If you choose to read your paper, try to speak to the audience even as you read. Look up from your paper, make eye contact with different people and speak up and out, not into the desk. Finally, remember that nervousness often makes people rush; practice reading to someone else to get a solid grasp of what speed you should be reading.


One alternative to reading verbatim is to summarize your main points for the presentation and make available copies of the full paper for conference participants. That way, even someone who was unable to attend your session can be exposed to your ideas. Another alternative  is to make use of the various multimedia tools available for speakers, scholars, and presenters. Graphic representations of your main points, whether text or pictures, will help participants remember what you had to say. Imagine reading a paper that describes the content of 40s pulp magazines while you project their lurid covers on a screen. For photographs, a slide carousel is a simple but effective means of presentation. You may take your own photographs of locations, book covers, food, or anything else you wish to discuss and have them developed as slides.


If you have a laptop computer and a digital projector (or can borrow them from your institution), you will find Power Point a useful tool for making slides, particularly with animation. Composite DVDs are especially effective in film or TV presentations but also can be useful for fields as disparate as architecture, death, music, sex, and food. If technology is completely foreign to you, you might try having important points or pictures made into posters at a copy shop.


Physical examples of a subject are always good. If you have a collection of some kind, display it. If you're discussing an unusual food, bring some. If you have an instrument, whether musical, medical, or medieval, bring it to pass around or demonstrate. If you're describing unusual music, bring samples and what you need to play them.


Remember that glitches happen. Batteries die, bulbs burn out, tapes break, CDs get corrupted, and equipment sometimes fails. Have a back-up plan-printed handouts, posters, extra batteries, extra CDs, your data on a flash drive-whatever you need to finish your presentation.

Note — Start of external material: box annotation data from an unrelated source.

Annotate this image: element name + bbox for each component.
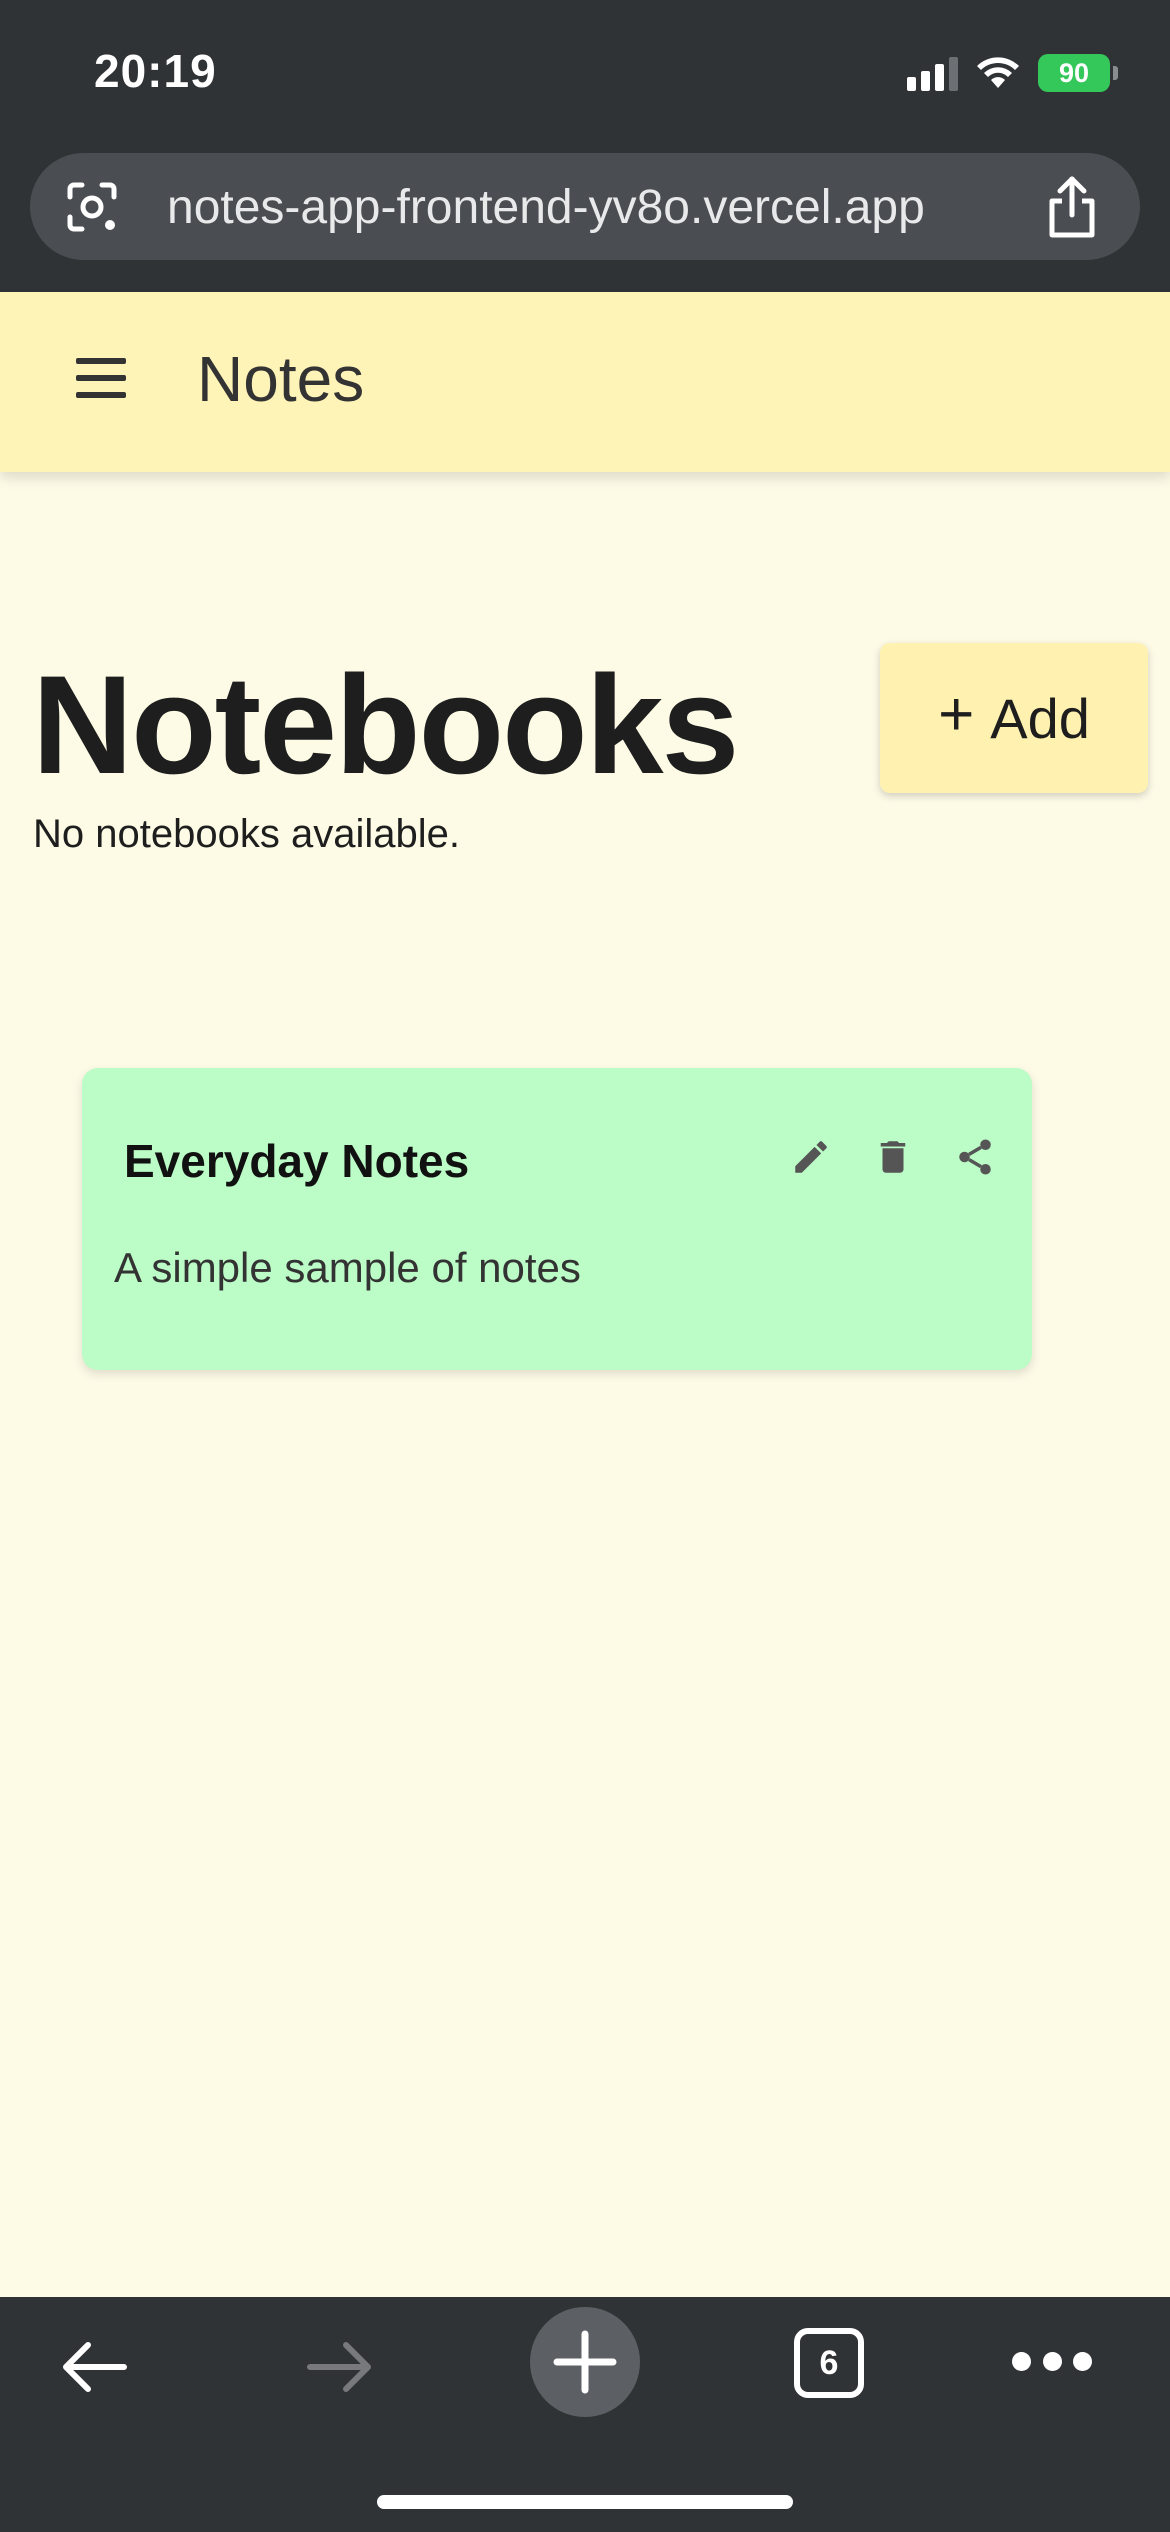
notebook-card[interactable]: Everyday Notes A simple sample of notes [82, 1068, 1032, 1370]
status-icons: 90 [907, 50, 1118, 96]
battery-charging-icon: 90 [1038, 54, 1118, 92]
share-icon[interactable] [954, 1136, 996, 1178]
browser-bottom-toolbar: 6 [0, 2297, 1170, 2532]
status-bar: 20:19 90 [0, 0, 1170, 150]
home-indicator [377, 2495, 793, 2509]
page-title: Notebooks [32, 646, 739, 803]
notebook-actions [790, 1136, 996, 1178]
address-bar[interactable]: notes-app-frontend-yv8o.vercel.app [30, 153, 1140, 260]
app-header: Notes [0, 292, 1170, 472]
tabs-icon[interactable]: 6 [794, 2328, 864, 2398]
add-button-label: Add [990, 686, 1090, 750]
status-time: 20:19 [94, 45, 217, 97]
browser-top-chrome: 20:19 90 notes-app-frontend-yv8o.vercel.… [0, 0, 1170, 292]
notebook-description: A simple sample of notes [114, 1244, 581, 1291]
forward-arrow-icon[interactable] [304, 2335, 376, 2399]
empty-state-message: No notebooks available. [33, 812, 460, 856]
delete-trash-icon[interactable] [872, 1136, 914, 1178]
open-tabs-count: 6 [819, 2343, 839, 2382]
lens-icon[interactable] [64, 179, 120, 235]
battery-percent: 90 [1058, 57, 1090, 88]
notebook-title[interactable]: Everyday Notes [124, 1134, 469, 1188]
add-notebook-button[interactable]: + Add [880, 643, 1148, 793]
new-tab-button[interactable] [530, 2307, 640, 2417]
hamburger-menu-icon[interactable] [76, 358, 132, 406]
share-icon[interactable] [1044, 175, 1100, 239]
edit-pencil-icon[interactable] [790, 1136, 832, 1178]
new-tab-plus-icon [553, 2330, 617, 2394]
wifi-icon [977, 57, 1019, 88]
more-dots-icon[interactable] [1012, 2352, 1092, 2374]
plus-icon: + [938, 680, 975, 749]
back-arrow-icon[interactable] [58, 2335, 130, 2399]
cellular-signal-icon [907, 55, 958, 91]
url-text[interactable]: notes-app-frontend-yv8o.vercel.app [167, 180, 925, 235]
app-title: Notes [197, 343, 365, 415]
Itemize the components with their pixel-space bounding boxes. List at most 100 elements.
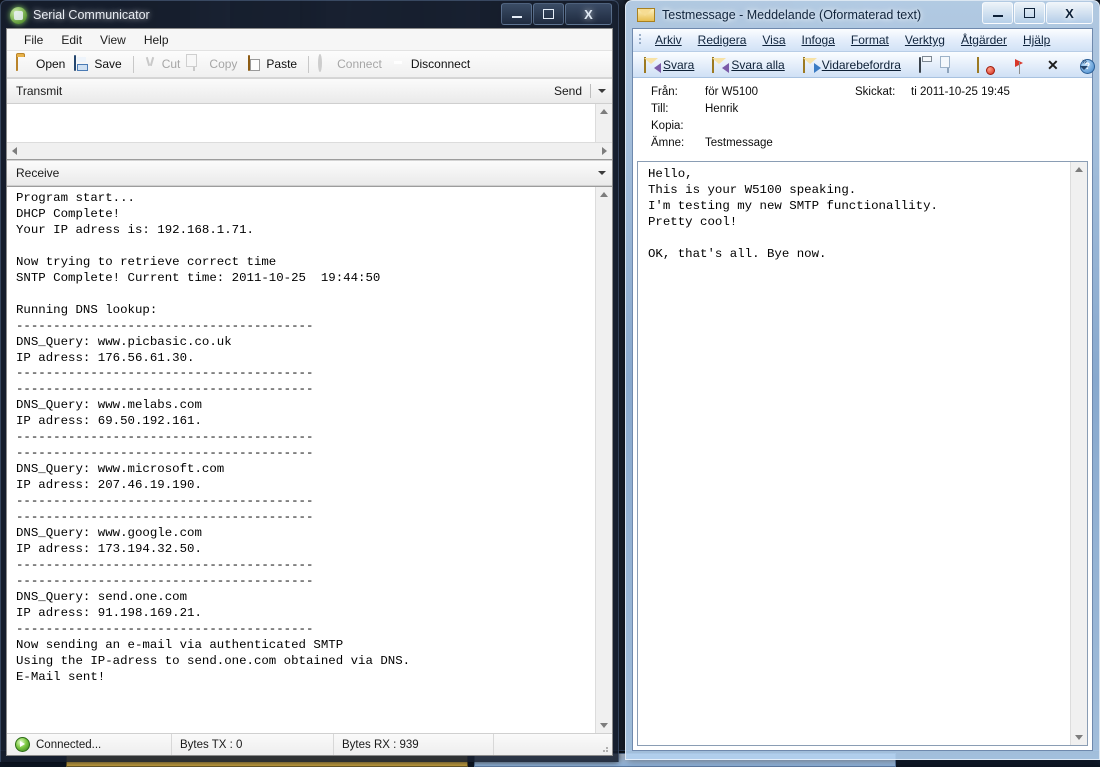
mail-title-bar[interactable]: Testmessage - Meddelande (Oformaterad te… xyxy=(632,2,1093,28)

Finally, standing is almost always better than sitting. Remember to practice (and time) your presentation beforehand. If you video- or audio tape yourself, you may be able to identify strengths and weaknesses before you reach the conference. While at the conference, attend as many sessions as you can. Learn from experienced presenters. And relax. Usually, those who attend your presentation are giving presentations themselves and have had their own first experiences with an audience. For the most part, attendees are sympathetic and supportive, which makes MAPACA not just a place to begin as a scholar but a place to mature as well.